The flow of eddy currents
These currents always work in a closed loop and act on the plane that is perpendicular to the magnetic field inside the conductor. The magnitude of the current produced in the conductor depends on the strength of the field, the area of a circle and the flux. The flow of eddy current can be formed by the change in the magnetic field, called magnetic flux. This shows that any change that occurs in the field can affect the direction or the intensity of the field. According to Lenz’s law, these currents form a magnetic field that opposes the present magnetic field. The current size is based on the amount of variation present in the magnetic field.
Eddy current loss
The amount of power lost due to eddy currents is large. The amount of power loss can be calculated using this formula.
The current flowing in the coil (I) is passed through the resistance of the coil (r); hence, the amount of power dissipated is P = I2r.
These losses are known as eddy current losses. Silicon steel with high resistivity or laminations on the coil, that create a smaller intersection area, can be used to reduce these losses.
Minimising eddy currents
We can minimise the level of current flowing inside the coil by dividing these coils into some small, thin sheets so that these sheets become parallel to the flowing magnetic field.

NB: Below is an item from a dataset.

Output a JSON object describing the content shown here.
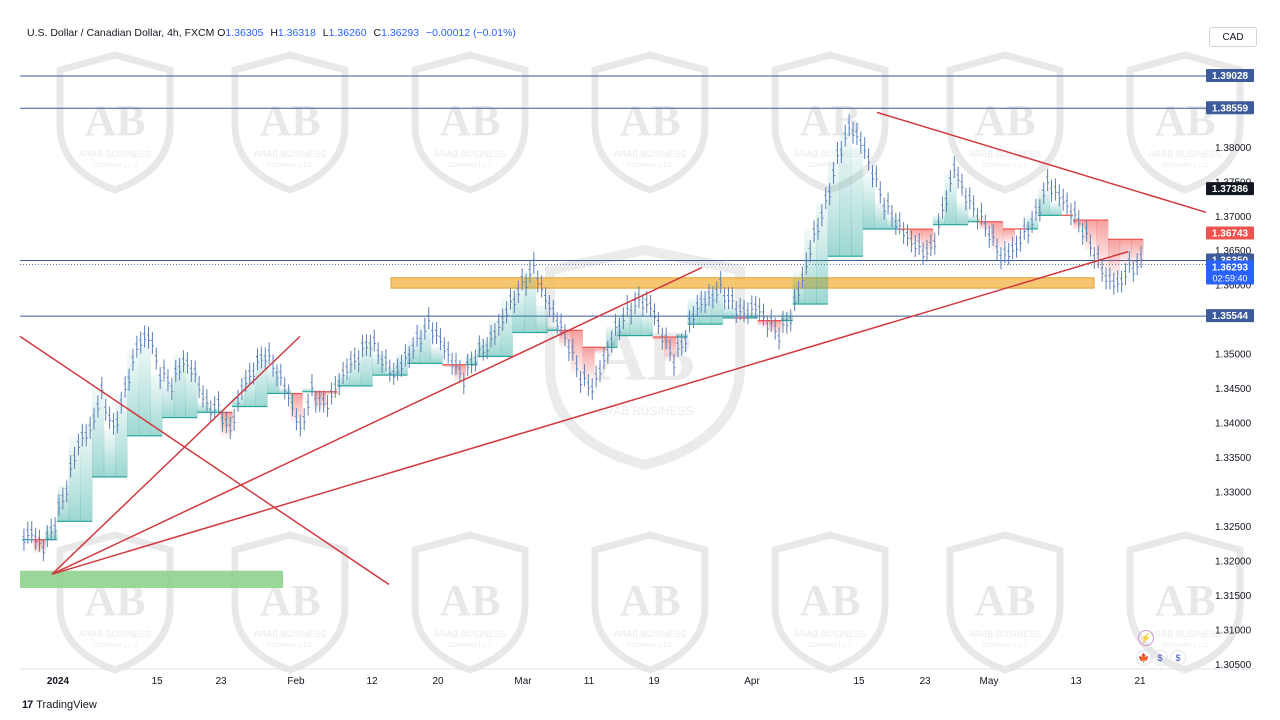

Applications of eddy currents:
The primary applications of eddy currents are in:
- Gym equipment
- Checking whether a material or surface has any discontinuities, fractures or faults
- Electromagnetic damping
- Roller coasters
- High-speed trains
- Mobile speedometers
- Induction furnaces
- Galvanometers
- Trains that have brakes that use eddy currents
- PMMC devices
Braking system using eddy currents
Eddy current used in brakes is a system known as induction braking. This mainly focuses on eddy currents that stop objects from moving. This is a technique used to slow down the moving coil or the machine. In brake systems, the pressure present in the current for brake formation is an electromagnetic force produced between the magnet and the machine, using which the relative movement is caused. Eddy currents produce the brakes for the cars or other vehicles, helping them stop smoothly. Hence, these currents are now used in many vehicles for braking systems.
Conclusion
Eddy current is based on the principle of electromagnetic induction, that is, producing a current that flows opposite to the magnetic current flowing inside the coil. These currents can be affected by cracks or damage in the coil. Eddy currents help in many fields and are used in many devices nowadays. The working principle of these currents is based on Faraday’s Law. Eddy currents are primarily used in high-speed trains, induction furnaces, galvanometers, etc.